Cabrillo National Monument was turned over to the National Park Service in 1933, and by 1935 the metal lantern room had been rebuilt and the lighthouse restored to its original condition. A concessionaire lived in the lighthouse, offering tours of the building and operating a tearoom in the southern room on the main floor. With the outbreak of war in 1941, gun batteries and submarine spotters were placed on Point Loma’s strategic summit. The lighthouse was painted camouflage green during the war, and was used as a signal tower to direct ships into San Diego Harbor. Ships approaching the harbor flashed a code, which if correct caused the submarine nets stretched across the harbor’s mouth to be lowered. After the war, the lighthouse was returned to the National Park Service, and in 1974, Point Loma Lighthouse was added to the National Register of Historic Places.

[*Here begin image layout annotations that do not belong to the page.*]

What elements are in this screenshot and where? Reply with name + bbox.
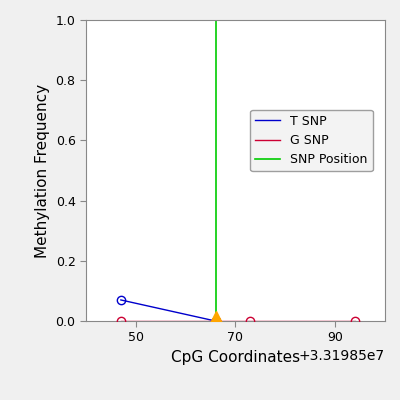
X-axis label: CpG Coordinates: CpG Coordinates [171, 350, 300, 365]
Legend: T SNP, G SNP, SNP Position: T SNP, G SNP, SNP Position [250, 110, 373, 171]
Y-axis label: Methylation Frequency: Methylation Frequency [35, 84, 50, 258]
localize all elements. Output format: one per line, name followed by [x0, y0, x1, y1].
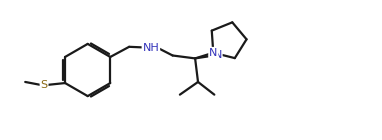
Text: N: N: [209, 48, 217, 58]
Text: NH: NH: [142, 43, 159, 52]
Text: N: N: [214, 50, 222, 60]
Text: S: S: [40, 80, 48, 90]
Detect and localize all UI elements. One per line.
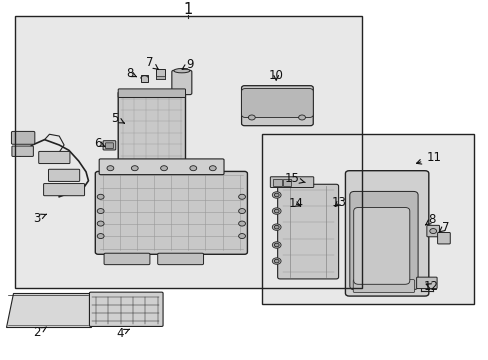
Text: 10: 10 <box>268 69 283 82</box>
Text: 4: 4 <box>116 327 129 340</box>
Text: 8: 8 <box>425 213 435 226</box>
Circle shape <box>274 225 279 229</box>
Circle shape <box>429 229 436 234</box>
Bar <box>261 134 473 304</box>
Text: 5: 5 <box>111 112 124 125</box>
Circle shape <box>97 208 104 213</box>
FancyBboxPatch shape <box>48 169 80 181</box>
Circle shape <box>238 208 245 213</box>
Polygon shape <box>5 293 91 327</box>
Text: 7: 7 <box>145 56 158 69</box>
Circle shape <box>272 208 281 214</box>
Bar <box>282 179 291 186</box>
FancyBboxPatch shape <box>353 207 409 284</box>
FancyBboxPatch shape <box>345 171 428 296</box>
FancyBboxPatch shape <box>171 70 191 95</box>
Circle shape <box>97 194 104 199</box>
Text: 7: 7 <box>438 221 448 234</box>
FancyBboxPatch shape <box>118 92 185 162</box>
FancyBboxPatch shape <box>158 253 203 265</box>
FancyBboxPatch shape <box>11 131 35 144</box>
Bar <box>272 179 281 186</box>
Circle shape <box>272 242 281 248</box>
Text: 2: 2 <box>34 326 46 339</box>
FancyBboxPatch shape <box>426 225 439 237</box>
Circle shape <box>274 193 279 197</box>
Bar <box>156 69 164 78</box>
FancyBboxPatch shape <box>437 233 449 244</box>
FancyBboxPatch shape <box>241 89 313 117</box>
FancyBboxPatch shape <box>39 152 70 163</box>
Text: 8: 8 <box>126 67 136 80</box>
FancyBboxPatch shape <box>99 159 224 175</box>
FancyBboxPatch shape <box>95 171 247 254</box>
Text: 12: 12 <box>423 280 437 293</box>
Text: 14: 14 <box>287 197 303 210</box>
Circle shape <box>274 259 279 263</box>
Circle shape <box>272 258 281 264</box>
FancyBboxPatch shape <box>241 86 313 126</box>
FancyBboxPatch shape <box>270 177 313 188</box>
FancyBboxPatch shape <box>89 292 163 327</box>
Text: 3: 3 <box>34 212 46 225</box>
Bar <box>15 17 361 288</box>
FancyBboxPatch shape <box>43 184 84 196</box>
Text: 13: 13 <box>331 195 346 209</box>
Bar <box>261 134 473 304</box>
Bar <box>15 17 361 288</box>
Circle shape <box>97 221 104 226</box>
Circle shape <box>238 234 245 239</box>
Text: 15: 15 <box>285 172 305 185</box>
Circle shape <box>248 115 255 120</box>
Circle shape <box>272 192 281 198</box>
Circle shape <box>97 234 104 239</box>
Text: 9: 9 <box>182 58 193 71</box>
Ellipse shape <box>173 68 189 73</box>
Text: 6: 6 <box>94 137 104 150</box>
FancyBboxPatch shape <box>105 143 113 149</box>
Circle shape <box>274 243 279 247</box>
Circle shape <box>107 166 114 171</box>
Circle shape <box>160 166 167 171</box>
Circle shape <box>272 224 281 230</box>
Circle shape <box>131 166 138 171</box>
FancyBboxPatch shape <box>12 146 33 156</box>
FancyBboxPatch shape <box>118 89 185 98</box>
Circle shape <box>298 115 305 120</box>
FancyBboxPatch shape <box>104 253 150 265</box>
FancyBboxPatch shape <box>349 192 417 290</box>
Circle shape <box>274 209 279 213</box>
Bar <box>15 17 361 288</box>
Text: 11: 11 <box>416 151 440 164</box>
Circle shape <box>209 166 216 171</box>
Bar <box>261 134 473 304</box>
Circle shape <box>189 166 196 171</box>
FancyBboxPatch shape <box>277 184 338 279</box>
FancyBboxPatch shape <box>416 277 436 289</box>
Text: 1: 1 <box>183 3 193 17</box>
Circle shape <box>238 194 245 199</box>
Circle shape <box>238 221 245 226</box>
FancyBboxPatch shape <box>352 280 414 293</box>
FancyBboxPatch shape <box>103 141 116 150</box>
Bar <box>156 76 164 78</box>
Bar <box>141 75 148 82</box>
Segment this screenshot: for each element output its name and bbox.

In the early 1980s, the lighthouse was meticulously restored and filled with period furnishings to resemble its state when Robert Israel locked the lighthouse door and moved his family to the new lighthouse. The lantern room currently houses the third-order lens from Mile Rocks Lighthouse, near San Francisco. The visitor’s center at the monument has exhibits covering local marine life and Cabrillo’s discovery of San Diego Bay. The area around the lighthouse offers excellent views of San Diego Bay, San Diego’s skyline, and grey whales making their annual migration to and from Baja California.

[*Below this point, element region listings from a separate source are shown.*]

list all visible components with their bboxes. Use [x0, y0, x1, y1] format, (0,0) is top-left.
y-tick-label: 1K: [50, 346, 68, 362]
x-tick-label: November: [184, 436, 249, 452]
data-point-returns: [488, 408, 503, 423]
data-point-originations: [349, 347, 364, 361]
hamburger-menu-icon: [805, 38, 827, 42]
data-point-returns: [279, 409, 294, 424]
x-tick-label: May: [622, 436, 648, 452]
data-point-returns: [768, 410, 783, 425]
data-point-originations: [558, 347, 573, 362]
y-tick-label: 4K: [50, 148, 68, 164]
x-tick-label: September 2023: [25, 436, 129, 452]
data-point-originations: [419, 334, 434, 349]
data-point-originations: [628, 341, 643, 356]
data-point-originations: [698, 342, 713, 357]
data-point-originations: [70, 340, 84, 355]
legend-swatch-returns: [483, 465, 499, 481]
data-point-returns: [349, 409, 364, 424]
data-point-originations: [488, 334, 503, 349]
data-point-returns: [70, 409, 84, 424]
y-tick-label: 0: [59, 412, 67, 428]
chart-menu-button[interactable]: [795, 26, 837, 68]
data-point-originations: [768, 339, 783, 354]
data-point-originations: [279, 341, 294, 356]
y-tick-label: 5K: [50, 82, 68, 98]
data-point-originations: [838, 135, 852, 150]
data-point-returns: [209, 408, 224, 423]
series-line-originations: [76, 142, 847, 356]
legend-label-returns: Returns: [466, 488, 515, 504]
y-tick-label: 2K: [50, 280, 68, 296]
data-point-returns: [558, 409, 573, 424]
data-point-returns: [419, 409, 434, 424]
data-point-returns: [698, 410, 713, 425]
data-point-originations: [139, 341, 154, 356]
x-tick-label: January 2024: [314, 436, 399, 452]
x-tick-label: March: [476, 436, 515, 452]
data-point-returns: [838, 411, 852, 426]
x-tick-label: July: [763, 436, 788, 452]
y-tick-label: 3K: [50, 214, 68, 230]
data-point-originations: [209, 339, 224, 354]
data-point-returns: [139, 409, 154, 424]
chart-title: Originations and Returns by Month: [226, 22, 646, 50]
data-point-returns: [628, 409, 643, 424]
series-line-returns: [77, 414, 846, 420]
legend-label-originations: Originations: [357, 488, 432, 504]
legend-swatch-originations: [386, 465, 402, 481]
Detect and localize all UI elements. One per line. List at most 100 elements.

In 2003 – 2004, the area around the lighthouse was significantly changed to more resemble its appearance when Point Loma Lighthouse was in service. An assistant keeper’s dwelling, which is now home to displays on the lighthouse along with the third-order Fresnel lens from the New Point Loma Lighthouse and the fourth-order lens from Ballast Point Lighthouse, was constructed near the lighthouse where it originally stood. The cement water catchment basin, which funnels rainwater into a cistern, was also reconstructed on the slope east of the old lighthouse. These additions might distract some from the lighthouse, but they help visitors more fully understand a keeper’s life on Point Loma during the late 1800s.

Keepers:

  • Head: James P. Keating (1855 – 1859), H.C. Wiley (1859), J.N. Covarrubias (1859 – 1860), Joseph Reiner (1860), James P. Keating (1860 – 1861), William C. Price (1861 – 1867), J. D. Jenkins (1867 – 1871), Isaac Swain (1871), Enos A. Wall (1871 – 1872), James J. Ferra (1872 – 1873), Robert D. Israel (1873 – 1891).
  • Assistant: George B. Tolman (1855 – 1856), Anthony Genan (1855 – 1856), Julius Semen (1856 – 1859), William C. Price (1859), Thomas Lusk (1859), Jose Serano (1859 – 1860), William C. Price (1860 – 1861), S. Fields (1861 – 1865), C.P. McAleer (1865 – 1867), Lewis McCoy (1867), Eliza Jenkins (1867 – 1871), Robert D. Israel (1871 – 1873), Mary A. Israel (1873 – 1876), A.G. Walker (1876), J.S. Craig (1876 – 1877), Joseph Stone (1877 – 1881), Victor H. Richet (1881 – 1883), James Maloney (1883 – 1884), Philip Savage (1884 – 1886), David R. Splaine (1886 – 1889), Thomas W. Anderson (1889 – 1891).

References

  1. Annual Report of the Lighthouse Board, various years.
  2. The Old Point Loma Lighthouse, F. Ross Holland, 1968.
  3. “Old Point Loma,” George Worthylake, The Keeper’s Log, Winter 1997.